Une plainte, cosignée par quatre présidents et un vice président des fédérations sportives nationales contre le président du Comité Olympique et Sportif des îles Comores, baptisé Cosic ou Comité Olympique, pour non respect des textes en vigueur serait sur la table du président du Tribunal de première instance de Moroni. Pour l’instance poursuivie, la plainte n'a aucune raison d'être, parce que les plaignants sont suspendus de leurs fonctions au sein de leurs propres fédérations.
Le commun des mortels s’interroge si la démarche engagée, par les fédérations sportives nationales d'Athlétisme, de Lutte, de Tennis de table, du Sport scolaire et de la Natation est en conformité avec les textes qui régissent le mouvement sportif national. Pour votre information, disent les plaignants : « Notre pays est dépourvu d'une institution arbitrale de sport, pouvant officiellement statuer sur les cas litigieux, malgré le fait que les statuts du Comité Olympique l'exigent ».

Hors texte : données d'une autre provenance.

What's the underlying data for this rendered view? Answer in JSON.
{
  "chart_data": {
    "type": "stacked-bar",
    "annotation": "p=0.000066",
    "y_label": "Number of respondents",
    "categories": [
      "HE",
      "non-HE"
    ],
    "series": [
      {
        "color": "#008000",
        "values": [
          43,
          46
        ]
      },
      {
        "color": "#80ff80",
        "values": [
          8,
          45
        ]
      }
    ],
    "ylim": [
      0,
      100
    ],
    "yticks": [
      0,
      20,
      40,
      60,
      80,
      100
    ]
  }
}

C'est probablement pour cette raison que les plaignants se sont retournés auprès du Tribunal de première instance de la capitale pour solliciter sa bienveillance. Joint par téléphone, le chargé de mission du Comité Olympique pense que c'est une tempête dans un verre d'eau : « Les conflits sportifs ne se règlent pas au niveau d'un Tribunal de première instance, mais auprès du Tribunal Administratif du Sport ».
Dossier brûlant à suivre
Et quand le Tribunal Administratif du Sport n'existe pas, quel en est le plan (B) ? Notre interlocuteur poursuit : « S'ils sont convaincus que leurs revendications sont fondées, pourquoi ne pas associer le maximum des fédérations sportives nationales pour convoquer une assemblée générale extraordinaire et exposer l'objet du litige ? » L'hypothèse avancée par Ali Papa, chef de mission du Comité Olympique et Sportif des îles Comores nécessite au moins, un quorum. Actuellement, la balle est donc du coté des présidents des fédérations comoriennes de l'Athlétisme (Hilmy Aboud Said), de la Lutte (Mazo Mze Msa), du Tennis de table (Africa Ioussoufa), du Sport scolaire et Universitaire (Chissi Abdou) et du vice-président de la Natation (Halifa Mlamali). Dossier à suivre.